Deseo que atesores las palabras, los sentimientos y las entregas. Esas que te doy, a pesar de que son tuyas, por el simple placer que me da hacerlo, porque te he elegido a ti como su destinatario, sin ninguna esperanza, ninguna necesidad, ninguna exigencia, de que seas, a la vez, emisor.

viernes, 17 de octubre de 2014

Ellos

Ellos eran complicados. Él la atraía y la repelía con la fuerza que exudaba, la misma que uso para conquistarla inadvertidamente. Ella lo deseaba, con fiereza y con ternura, deseaba envolverlo en su carne y hacer que se quedara junto a ella para siempre.

Ella decidió quererlo, sin ninguna condición, por la satisfacción que le daba refugiarse en la magia que él inspiraba en su interior. El decidió recibir su cariño, disfrutarlo y recordarlo.

Pero había algo que ella había olvidado, y era la exigencia y la impaciencia que hacia parte de su personalidad, al mismo tiempo que él olvidó la importancia de los sentimientos bonitos, y la estabilidad ofrecida.

Lo recordaron.

Ellos se quieren, pero se quieren en mundos distintos… Ella quiere en el mundo en el que los fuegos arden con intensidad, tanto que pueden incinerarlo todo a su paso, si se les proporciona leña para ello; él quiere en un mundo muy diferente, un mundo en el que la estabilidad lo es todo, en el que esperar es una opción aceptable, y no desesperante, en el que el tiempo no es nada y el arder del fuego puede ser controlado.

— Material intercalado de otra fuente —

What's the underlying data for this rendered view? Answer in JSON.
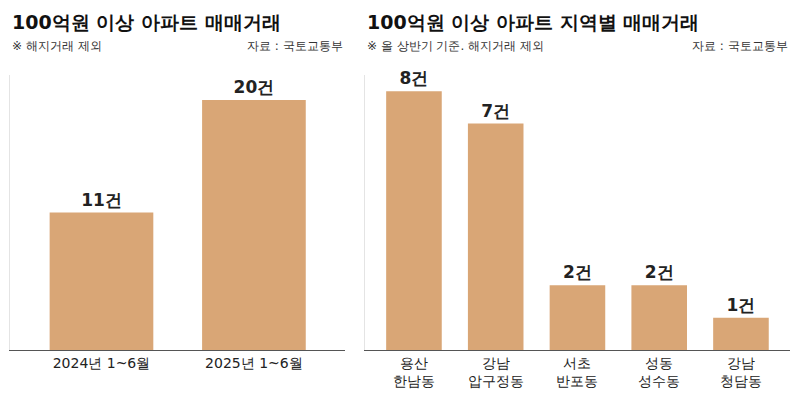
{
  "chart_data": [
    {
      "type": "bar",
      "title": "100억원 이상 아파트 매매거래",
      "annotations": [
        "※ 해지거래 제외",
        "자료 : 국토교통부"
      ],
      "categories": [
        "2024년 1~6월",
        "2025년 1~6월"
      ],
      "values": [
        11,
        20
      ],
      "value_labels": [
        "11건",
        "20건"
      ],
      "data_labels": true,
      "color": "#d9a676",
      "ylim": [
        0,
        22
      ],
      "tick_labels": "x",
      "grid": false
    },
    {
      "type": "bar",
      "title": "100억원 이상 아파트 지역별 매매거래",
      "annotations": [
        "※ 올 상반기 기준. 해지거래 제외",
        "자료 : 국토교통부"
      ],
      "categories": [
        "용산\n한남동",
        "강남\n압구정동",
        "서초\n반포동",
        "성동\n성수동",
        "강남\n청담동"
      ],
      "values": [
        8,
        7,
        2,
        2,
        1
      ],
      "value_labels": [
        "8건",
        "7건",
        "2건",
        "2건",
        "1건"
      ],
      "data_labels": true,
      "color": "#d9a676",
      "ylim": [
        0,
        8.5
      ],
      "tick_labels": "x",
      "grid": false
    }
  ]
}
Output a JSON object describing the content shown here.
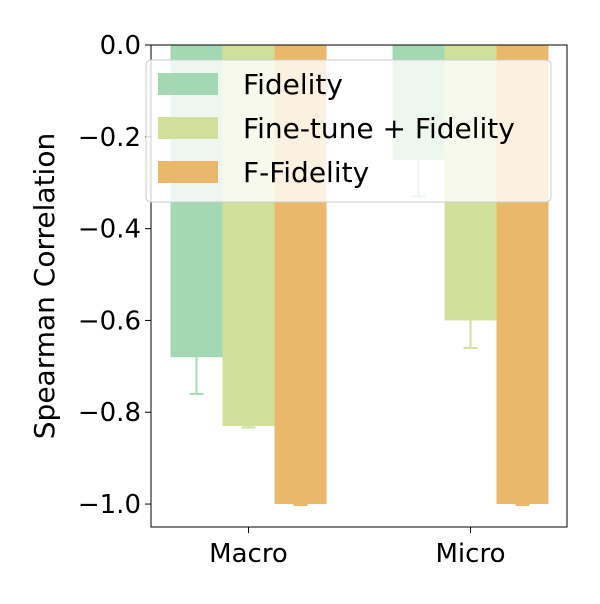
{
  "chart_data": {
    "type": "bar",
    "title": "",
    "xlabel": "",
    "ylabel": "Spearman Correlation",
    "ylim": [
      -1.05,
      0.0
    ],
    "yticks": [
      0.0,
      -0.2,
      -0.4,
      -0.6,
      -0.8,
      -1.0
    ],
    "ytick_labels": [
      "0.0",
      "−0.2",
      "−0.4",
      "−0.6",
      "−0.8",
      "−1.0"
    ],
    "categories": [
      "Macro",
      "Micro"
    ],
    "series": [
      {
        "name": "Fidelity",
        "color": "#a4d8b4",
        "values": [
          -0.68,
          -0.25
        ],
        "errors": [
          0.08,
          0.08
        ]
      },
      {
        "name": "Fine-tune + Fidelity",
        "color": "#d1e19c",
        "values": [
          -0.83,
          -0.6
        ],
        "errors": [
          0.003,
          0.06
        ]
      },
      {
        "name": "F-Fidelity",
        "color": "#e9b86b",
        "values": [
          -1.0,
          -1.0
        ],
        "errors": [
          0.002,
          0.002
        ]
      }
    ],
    "legend_position": "top-right",
    "grid": false
  }
}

Él quiere estar seguro, ella desea ser querida, deberían estar juntos… Es una lástima que no se encontraran en el mismo mundo.

lunes, 15 de septiembre de 2014

Te extraño

Llena de indignación, Te Extraño.

No se porque, eres solo un fantasma, una sombra... Me pregunto si extraño lo que fuiste a mi lado, o lo que ahora aparentas ser.

Deseos insatisfechos, tu...

Nunca mas se cumplirá, aun cuando te tuve entre mis manos tantas veces.

Estoy llena de preguntas.

¿Me extrañaras?

Es terrible lo que siento, lo que quiero... Tan terrible que no puedo escribirlo.

Es terrible extrañarte.

Es terrible anhelarte, querer desprenderte de todo para tenerte a mi lado.